The Summit Barbie has a story of conquered dreams of a little girl who dreamt with a Barbie doll and when the Wall fell the first thing she did was go to buy a Superstar. She was photographed and her image went worldwide in no time with the following text:

"East Germans Anika Polzin, 6, of the nearby border village of Schwanefeld, East Germany, proudly displays her new #Barbiedoll after a day of western-style shopping in Helmstedt (town with a major border crossing between the FRG and the GDR)." Photo: International Magazine Services photo archive.

She was from East German so she lived in the soviet part, usually a part where lived the working class and peasants and where salaries weren't as high as in the other side of the Wall. Of course they had not Barbie dolls there and probably she ran to the toy store with her family as soon as the Wall finally fell.

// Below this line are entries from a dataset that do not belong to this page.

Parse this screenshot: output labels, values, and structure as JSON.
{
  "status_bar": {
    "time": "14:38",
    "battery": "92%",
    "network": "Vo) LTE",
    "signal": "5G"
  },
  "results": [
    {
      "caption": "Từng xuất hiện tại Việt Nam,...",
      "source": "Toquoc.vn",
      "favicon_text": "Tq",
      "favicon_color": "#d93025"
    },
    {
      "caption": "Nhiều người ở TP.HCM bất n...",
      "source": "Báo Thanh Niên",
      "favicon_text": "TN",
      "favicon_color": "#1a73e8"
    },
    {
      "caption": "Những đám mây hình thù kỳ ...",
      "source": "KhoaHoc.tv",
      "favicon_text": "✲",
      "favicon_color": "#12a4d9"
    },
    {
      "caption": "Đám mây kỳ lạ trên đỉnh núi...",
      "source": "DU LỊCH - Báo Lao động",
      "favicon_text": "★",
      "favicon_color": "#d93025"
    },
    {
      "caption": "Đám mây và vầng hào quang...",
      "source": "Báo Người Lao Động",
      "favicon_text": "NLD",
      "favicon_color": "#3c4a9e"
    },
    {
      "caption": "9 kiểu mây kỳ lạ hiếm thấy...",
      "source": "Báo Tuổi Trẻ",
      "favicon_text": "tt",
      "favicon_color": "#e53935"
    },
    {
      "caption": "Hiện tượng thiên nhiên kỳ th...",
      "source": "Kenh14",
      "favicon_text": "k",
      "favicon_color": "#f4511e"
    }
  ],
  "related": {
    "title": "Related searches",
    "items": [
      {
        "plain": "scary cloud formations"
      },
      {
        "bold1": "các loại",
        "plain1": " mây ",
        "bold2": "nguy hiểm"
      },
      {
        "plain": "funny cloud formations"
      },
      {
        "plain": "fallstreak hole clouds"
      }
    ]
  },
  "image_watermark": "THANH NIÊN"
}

The image arrived to Mattel and next year they invited Anika and children from 30 countries to New York for a cultural exchange to celebrate the Barbie Summit Program. They discussed topics like war and peace, drugs and poverty and Mattel contributed to the cause with $500.000. A Summit Barbie doll line was created with 4 diverse dolls representing diferent etnias.

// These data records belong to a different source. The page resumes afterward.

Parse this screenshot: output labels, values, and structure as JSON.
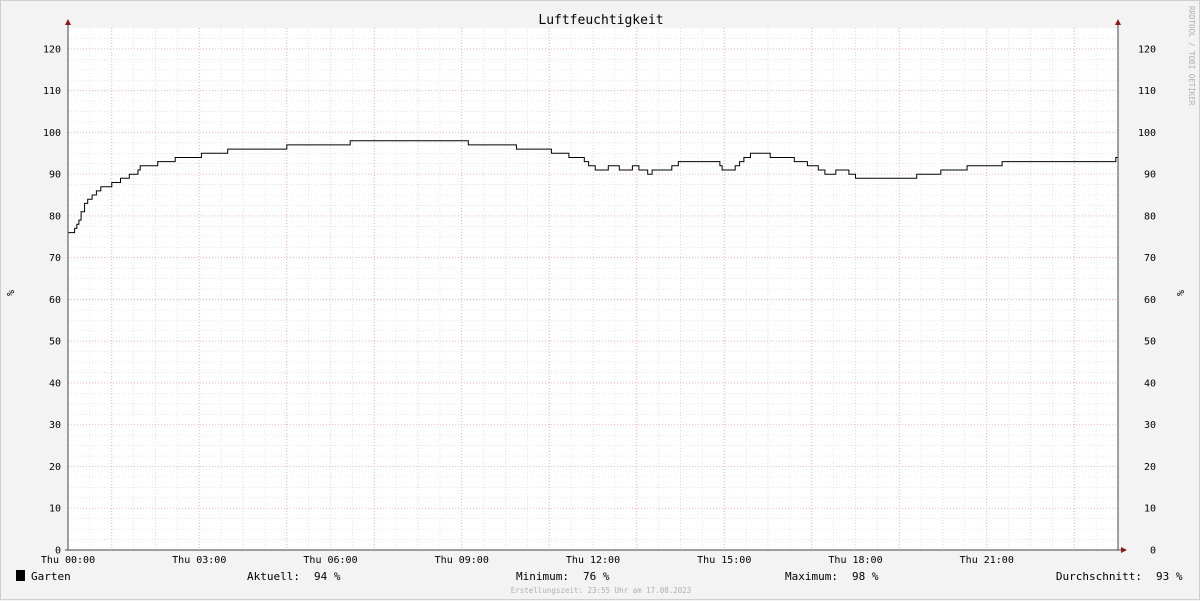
{
  "chart_data": {
    "type": "line",
    "title": "Luftfeuchtigkeit",
    "ylabel": "%",
    "ylabel_right": "%",
    "ylim": [
      0,
      125
    ],
    "yticks": [
      0,
      10,
      20,
      30,
      40,
      50,
      60,
      70,
      80,
      90,
      100,
      110,
      120
    ],
    "xlim_hours": [
      0,
      24
    ],
    "xticks": [
      {
        "hour": 0,
        "label": "Thu 00:00"
      },
      {
        "hour": 3,
        "label": "Thu 03:00"
      },
      {
        "hour": 6,
        "label": "Thu 06:00"
      },
      {
        "hour": 9,
        "label": "Thu 09:00"
      },
      {
        "hour": 12,
        "label": "Thu 12:00"
      },
      {
        "hour": 15,
        "label": "Thu 15:00"
      },
      {
        "hour": 18,
        "label": "Thu 18:00"
      },
      {
        "hour": 21,
        "label": "Thu 21:00"
      }
    ],
    "grid": true,
    "legend_position": "bottom",
    "series": [
      {
        "name": "Garten",
        "color": "#000000",
        "step": true,
        "points": [
          [
            0.0,
            76
          ],
          [
            0.15,
            77
          ],
          [
            0.2,
            78
          ],
          [
            0.25,
            79
          ],
          [
            0.3,
            81
          ],
          [
            0.38,
            83
          ],
          [
            0.45,
            84
          ],
          [
            0.55,
            85
          ],
          [
            0.65,
            86
          ],
          [
            0.75,
            87
          ],
          [
            1.0,
            88
          ],
          [
            1.2,
            89
          ],
          [
            1.4,
            90
          ],
          [
            1.6,
            91
          ],
          [
            1.65,
            92
          ],
          [
            2.05,
            93
          ],
          [
            2.45,
            94
          ],
          [
            3.05,
            95
          ],
          [
            3.65,
            96
          ],
          [
            5.0,
            97
          ],
          [
            6.45,
            98
          ],
          [
            9.15,
            97
          ],
          [
            10.25,
            96
          ],
          [
            11.05,
            95
          ],
          [
            11.45,
            94
          ],
          [
            11.8,
            93
          ],
          [
            11.9,
            92
          ],
          [
            12.05,
            91
          ],
          [
            12.35,
            92
          ],
          [
            12.6,
            91
          ],
          [
            12.9,
            92
          ],
          [
            13.05,
            91
          ],
          [
            13.25,
            90
          ],
          [
            13.35,
            91
          ],
          [
            13.8,
            92
          ],
          [
            13.95,
            93
          ],
          [
            14.9,
            92
          ],
          [
            14.95,
            91
          ],
          [
            15.25,
            92
          ],
          [
            15.35,
            93
          ],
          [
            15.45,
            94
          ],
          [
            15.6,
            95
          ],
          [
            16.05,
            94
          ],
          [
            16.6,
            93
          ],
          [
            16.9,
            92
          ],
          [
            17.15,
            91
          ],
          [
            17.3,
            90
          ],
          [
            17.55,
            91
          ],
          [
            17.85,
            90
          ],
          [
            18.0,
            89
          ],
          [
            19.4,
            90
          ],
          [
            19.95,
            91
          ],
          [
            20.55,
            92
          ],
          [
            21.35,
            93
          ],
          [
            23.95,
            94
          ]
        ]
      }
    ],
    "legend": {
      "series_name": "Garten",
      "stats": [
        {
          "label": "Aktuell:",
          "value": "94 %"
        },
        {
          "label": "Minimum:",
          "value": "76 %"
        },
        {
          "label": "Maximum:",
          "value": "98 %"
        },
        {
          "label": "Durchschnitt:",
          "value": "93 %"
        }
      ]
    },
    "footer": "Erstellungszeit: 23:55 Uhr am 17.08.2023",
    "watermark": "RRDTOOL / TOBI OETIKER",
    "colors": {
      "background": "#f3f3f3",
      "canvas": "#ffffff",
      "major_grid": "#f2a5b4",
      "minor_grid": "#d6d6d6",
      "axis": "#444444",
      "arrow": "#8b1a1a",
      "line": "#000000"
    }
  }
}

Part of the money was destined to promote the education of the children. Anika must feel like in a dream with her Barbie Summit in NYC where she attended the party that Mattel organized at the Waldorf-Astoria Hotel with personalities such as Bob Mackie who was already leaving his mark on the company with his Collector line dolls.

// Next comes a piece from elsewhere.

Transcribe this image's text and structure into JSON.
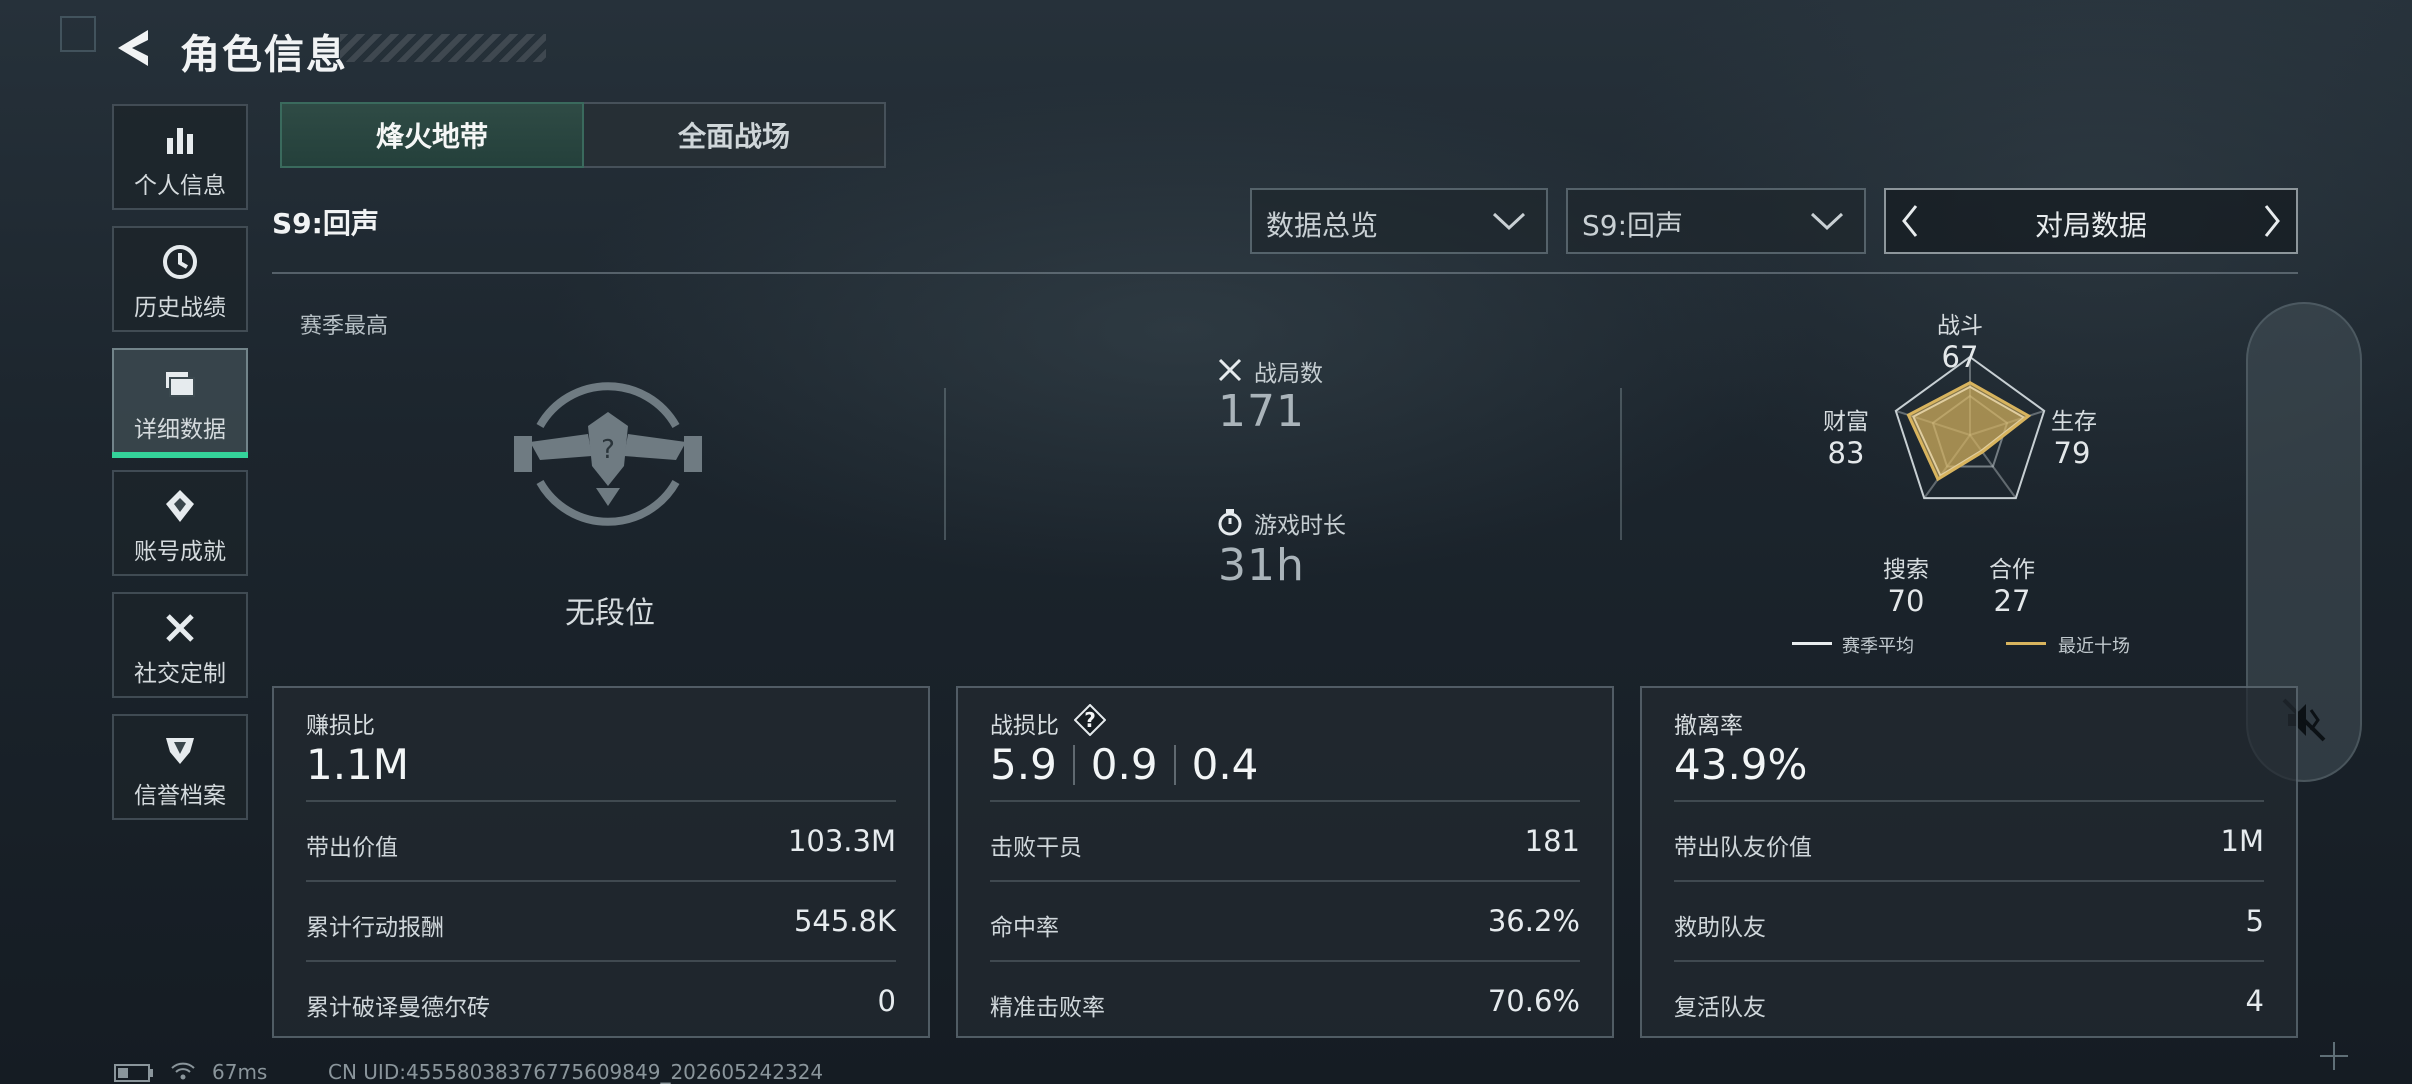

That year, 1990, the Mattel's vagon of the Macy's Thanksgiving parade was presented with the theme of Barbie Summit and in there four singers representing the four dolls of the line (Latin, Asian, African American and Caucasian) sang Together We Can Do It, the song from the commercial dressed like the Summit Barbie dolls and surrounded by children of different ethnicities.

For the record of that moment we have the Barbie Summit dolls but a feeling that, unfortunately, much progress has not been made in the matters that were discussed at the summit.